Als die Polizei die Ergebnisse veröffentlichte, wurden sie von Polizeibehörden, Medien und Regierungen in verschiedenen Ländern als Begründung für die Integration der Kameratechnologie in die Polizeiarbeit aufgehalten.
Die Cambridge-Forscher wiederholen derzeit das Rialto-Experiment mit mehr als 30 Polizeikräften auf der ganzen Welt, von der West Yorkshire-Truppe und dem PSNI in Nordirland in Großbritannien bis zu den Streitkräften in den USA und Uruguay, und wollen auf der IoC-Konferenz neue Erkenntnisse bekannt geben für evidenzbasierte Polizeiarbeit im Juli 2015.
Frühe Anzeichen stimmen mit dem Erfolg von Rialto überein und zeigen, dass am Körper getragene Kameras „erhebliche positive Auswirkungen“ auf die Interaktion zwischen Beamten und Zivilisten zu haben scheinen, berichten die Forscher.
Die Forscher warnen jedoch davor, dass weitere Forschungsarbeiten erforderlich sind, und fordern die Polizeikräfte auf, die Verwendung von am Körper getragenen Kameras in Betracht zu ziehen, sich an sie zu wenden, um Anleitungen zur Durchführung ähnlicher Experimente zu erhalten.
„Rialto ist nur ein Experiment. Bevor diese Politik weiter in Betracht gezogen wird, sollten Polizeikräfte, Regierungen und Forscher weitere Zeit und Mühe investieren, um diese Ergebnisse zu wiederholen “, sagte Sutherland.
Die Forscher stellen fest, dass die am Körper getragenen Kameras sehr kostengünstig zu sein scheinen. Die Analyse von Rialto ergab, dass jeder für die Technologie ausgegebene Dollar etwa 4 US-Dollar für Beschwerdeverfahren einsparte.
Da die Technologie jedoch immer billiger wird, kann die bloße Datenspeicherung möglicherweise lähmend werden, stellen die Forscher fest.
"Die Geschwindigkeit und das Volumen der Daten, die sich in Polizeidienststellen ansammeln - selbst wenn nur ein Bruchteil der aufgezeichneten Ereignisse zu Beweiszwecken in herunterladbare Aufzeichnungen umgewandelt wird - werden im Laufe der Zeit exponentiell zunehmen", sagte Ariel.
"Benutzerlizenzen, Speicherplatz, Sicherheitskosten, Wartung und Systemaktualisierungen können weltweit zu Milliarden von Dollar führen."

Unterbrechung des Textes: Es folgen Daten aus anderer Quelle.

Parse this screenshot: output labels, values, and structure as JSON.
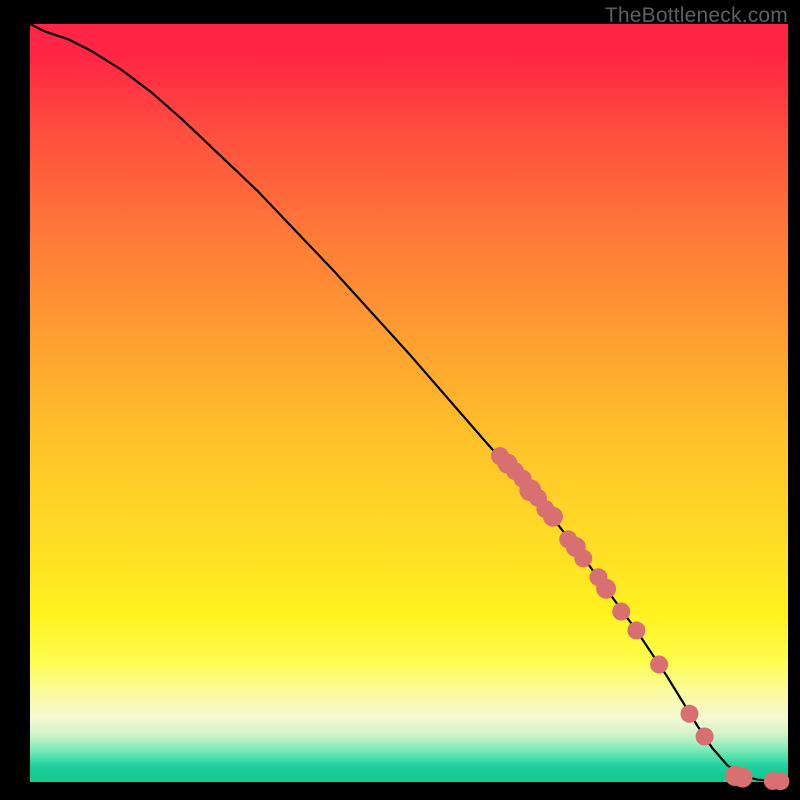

Und wenn am Körper getragene Kameras zur Norm werden, wie hoch könnten die Kosten sein, wenn keine Videobeweise verfügbar sind?
"Historisch gesehen haben Gerichtszeugnisse von Einsatzbeamten ein enormes Gewicht, aber die Verbreitung von Videos könnte zu einer Zurückhaltung bei der Strafverfolgung führen, wenn es keine Beweise von am Körper getragenen Kameras gibt, die das Zeugnis eines Beamten oder sogar eines Opfers bestätigen", sagte Ariel .
„Am Körper getragenes Video hat das Potenzial, die Legitimität der Polizei und die Demokratie zu verbessern, nicht zuletzt durch die Beruhigung von Situationen an der Front der Polizei, um die Schmerzen und Schäden zu vermeiden, die durch unnötige Eskalationen volatiler Situationen verursacht werden.
"Es gibt jedoch erhebliche Auswirkungen von am Körper getragenen Videos, die möglicherweise die Vorteile ausgleichen können, die die zukünftige Forschung erforschen muss", schloss er.